25 November 2010

Here and there

Here

All is quiet here.
As quiet as a windy dusk. The trees undulate and ripple in the gusty wind. The last of the commuting seagulls head on past, northwards to the coast. The blackbirds and moorhen squawk and chatter as they settle down in the dimming. The first observed bat flits about, a pipistrelle I think, a regular dusky site this lone flier. A few big black birds, crows or rooks or similar, skirt the edges of the trees, then settle into their browning tops.

In the darkening light of dusk the gingko, quince yellow in the full light of the subdued November day, has become the tree in Egon Schiele’s drawing. Black stemmed with an understated tight violence of glowing orange leaves; embers along the charred skeletal branches. In the wind a few leaves lightly flutter, around and down. Most are, as yet, still held. Apparently they all go together; one day attached, the next the gnarly rigidity of the tree’s structure naked baring into the winter; its silhouette daily present in the months ahead.

And there

Last week I spent a day in the lab with Dave. He was preparing a sample for testing. Many minutes of fine tuning multitudinous knobs before ten-second experiments. Passing laser light along a waveguide, looking for losses. Microscale silicon and mere seconds of time to determine fundamentals of the physicality of this light passage.

The waveguide is being tested, designed, created. A scar in the surface of the disc. It is to pass light from point to point; pass electric current from point to point; to have both electrical and optical properties.

The light that is being projected along this silicon etching has a wavelength of 1550nm. It is in a single plane, having been passed through a polarisation filter and along polarisation-maintaining fibres. (The two possible planes are transverse electric (TE) and transverse magnetic (TM).) These planar wavelengths are in phase. This is called single mode, I think. Today it is the passive optical outputs of microscopic channels for these tightly constrained waves that are under scrutiny. We are looking for power loss in Maxender interferometers. No, my phonetic spelling in my notebook is wrong, I am unconsciously corrected, Mach Zehnder Interferometers, MZIs. Next to this name in my notebook I rapidly scrawl some words about the fact that the group are making phase modulations but want to make intensity modulators. Later, re-reading my notes, I do not understand what these are, or the differences between them, nor, in fact, what the MZI is for. In the last weeks I have learned a great deal but as yet it seems that the MZI remains mysterious.

Time shifts around between here and there, as does knowledge. Information initially superficially absorbed is broken down, reconsidered and regurgitated, slightly mutated by the process, partially congealed in a mire of other images and experiences.
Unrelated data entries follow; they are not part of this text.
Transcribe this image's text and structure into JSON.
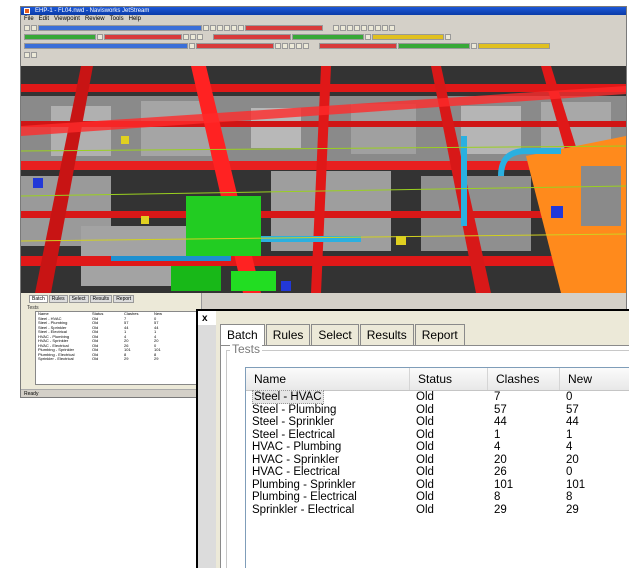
{
  "app": {
    "title": "EHP-1 - FL04.nwd - Navisworks JetStream",
    "menu": [
      "File",
      "Edit",
      "Viewpoint",
      "Review",
      "Tools",
      "Help"
    ],
    "status": "Ready"
  },
  "mini_panel": {
    "tabs": [
      "Batch",
      "Rules",
      "Select",
      "Results",
      "Report"
    ],
    "group": "Tests"
  },
  "panel": {
    "close": "x",
    "tabs": [
      {
        "label": "Batch",
        "active": true
      },
      {
        "label": "Rules"
      },
      {
        "label": "Select"
      },
      {
        "label": "Results"
      },
      {
        "label": "Report"
      }
    ],
    "group_label": "Tests",
    "columns": [
      "Name",
      "Status",
      "Clashes",
      "New"
    ],
    "rows": [
      {
        "name": "Steel - HVAC",
        "status": "Old",
        "clashes": "7",
        "new": "0"
      },
      {
        "name": "Steel - Plumbing",
        "status": "Old",
        "clashes": "57",
        "new": "57"
      },
      {
        "name": "Steel - Sprinkler",
        "status": "Old",
        "clashes": "44",
        "new": "44"
      },
      {
        "name": "Steel - Electrical",
        "status": "Old",
        "clashes": "1",
        "new": "1"
      },
      {
        "name": "HVAC - Plumbing",
        "status": "Old",
        "clashes": "4",
        "new": "4"
      },
      {
        "name": "HVAC - Sprinkler",
        "status": "Old",
        "clashes": "20",
        "new": "20"
      },
      {
        "name": "HVAC - Electrical",
        "status": "Old",
        "clashes": "26",
        "new": "0"
      },
      {
        "name": "Plumbing - Sprinkler",
        "status": "Old",
        "clashes": "101",
        "new": "101"
      },
      {
        "name": "Plumbing - Electrical",
        "status": "Old",
        "clashes": "8",
        "new": "8"
      },
      {
        "name": "Sprinkler - Electrical",
        "status": "Old",
        "clashes": "29",
        "new": "29"
      }
    ]
  },
  "colors": {
    "steel": "#e01818",
    "duct": "#9a9a9a",
    "pipe": "#2ab0e0",
    "equipment": "#22cc22",
    "highlight": "#ff8a1c"
  }
}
The process of gaining understanding is not a uniform one. Waves of all forms collide, disperse, intermingle. It began with a guileless and simple question about photomultipliers. The answer was given, but not comprehended. Still not comprehended; an as yet unreached destination on a voyage of discovery. This voyage looks set to travel out into the vast (limitless?) unmapped territories of human intellectual endeavour. The far reaches disappear into potential and discovery yet to be made. The unimagined and, as yet, unimaginable. We may believe that we have seen the earth – physical explorations recorded and globally shared through, for example, the electromagnetic radiation of the television – but in our minds and in our futures exist worlds of possibly infinite variety and creativity. Our needs, understanding, imaginations and capabilities will combine to create aspects of our ongoing existences in myriad forms.